Model paragraph (Argument 1). The clearest evidence that globalisation can drive real convergence is the trajectory of export-oriented East and Southeast Asian economies since the 1990s. China's GNI per capita at purchasing power parity rose from around 5,000 US dollars in 2000 to over 23,000 US dollars by 2024 (World Bank), a more than fourfold increase within a single generation, achieved by opening to foreign direct investment and export markets under WTO accession in 2001 and specialising in manufacturing according to comparative advantage. Vietnam has followed a similar trajectory more recently, sustaining real GDP growth above 6 percent a year through the 2010s and 2020s on the back of export-led, FDI-financed industrialisation.

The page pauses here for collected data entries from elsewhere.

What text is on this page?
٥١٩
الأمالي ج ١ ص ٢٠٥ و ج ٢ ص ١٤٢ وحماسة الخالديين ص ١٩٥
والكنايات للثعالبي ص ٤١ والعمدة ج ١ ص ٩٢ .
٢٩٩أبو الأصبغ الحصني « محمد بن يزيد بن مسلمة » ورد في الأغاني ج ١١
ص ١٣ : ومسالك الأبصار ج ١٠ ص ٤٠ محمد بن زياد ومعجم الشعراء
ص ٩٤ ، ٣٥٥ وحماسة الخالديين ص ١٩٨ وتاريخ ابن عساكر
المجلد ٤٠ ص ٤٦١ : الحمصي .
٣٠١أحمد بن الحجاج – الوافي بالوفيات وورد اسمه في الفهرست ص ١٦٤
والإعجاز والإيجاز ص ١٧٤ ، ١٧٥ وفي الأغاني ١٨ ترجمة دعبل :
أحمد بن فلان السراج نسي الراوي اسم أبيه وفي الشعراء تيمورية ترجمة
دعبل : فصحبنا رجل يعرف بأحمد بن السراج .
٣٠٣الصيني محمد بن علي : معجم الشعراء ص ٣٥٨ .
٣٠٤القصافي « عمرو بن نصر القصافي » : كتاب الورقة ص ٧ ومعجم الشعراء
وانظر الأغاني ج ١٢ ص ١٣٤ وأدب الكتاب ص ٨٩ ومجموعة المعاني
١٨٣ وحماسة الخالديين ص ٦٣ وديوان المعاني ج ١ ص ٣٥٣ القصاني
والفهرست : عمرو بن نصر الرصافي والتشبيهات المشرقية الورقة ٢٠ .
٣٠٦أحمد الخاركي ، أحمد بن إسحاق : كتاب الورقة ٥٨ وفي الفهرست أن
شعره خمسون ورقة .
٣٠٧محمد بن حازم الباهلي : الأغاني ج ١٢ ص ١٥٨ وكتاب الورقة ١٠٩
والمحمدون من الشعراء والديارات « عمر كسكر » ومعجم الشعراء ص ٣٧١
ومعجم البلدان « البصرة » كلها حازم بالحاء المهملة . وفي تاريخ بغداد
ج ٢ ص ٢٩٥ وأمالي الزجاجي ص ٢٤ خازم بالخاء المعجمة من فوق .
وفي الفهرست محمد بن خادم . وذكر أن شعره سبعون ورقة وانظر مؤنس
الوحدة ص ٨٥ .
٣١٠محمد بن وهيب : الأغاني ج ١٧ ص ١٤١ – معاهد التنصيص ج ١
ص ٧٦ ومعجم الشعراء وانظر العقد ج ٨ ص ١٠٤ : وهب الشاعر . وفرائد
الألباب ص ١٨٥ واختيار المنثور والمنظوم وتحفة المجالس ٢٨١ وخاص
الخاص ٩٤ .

In both cases, the income gap with high-income economies (where GNI per capita sits above roughly 62,000 US dollars, PPP) has narrowed substantially rather than closed, showing globalisation's growth channel produces genuine, if partial, convergence where a developing economy pairs trade and investment openness with domestic policy that reinvests the gains.

Marker's note: markers reward a sustained thesis that ANALYSES the extent of convergence (not a list of "advantages and disadvantages" of globalisation); at least three distinct mechanisms (trade/FDI-led catch-up growth, quality-of-life gains via diminishing returns to income, and institutional limits on conversion); CURRENT, dated data (China's and Vietnam's growth, the extreme-poverty reduction figure, life-expectancy convergence); an explicit growth-versus-development distinction; and a calibrated judgement that names WHICH economies converged and which did not. A four-paragraph list of unlinked facts, or an answer treating "developing economies" as a single homogeneous group, cannot reach the top band.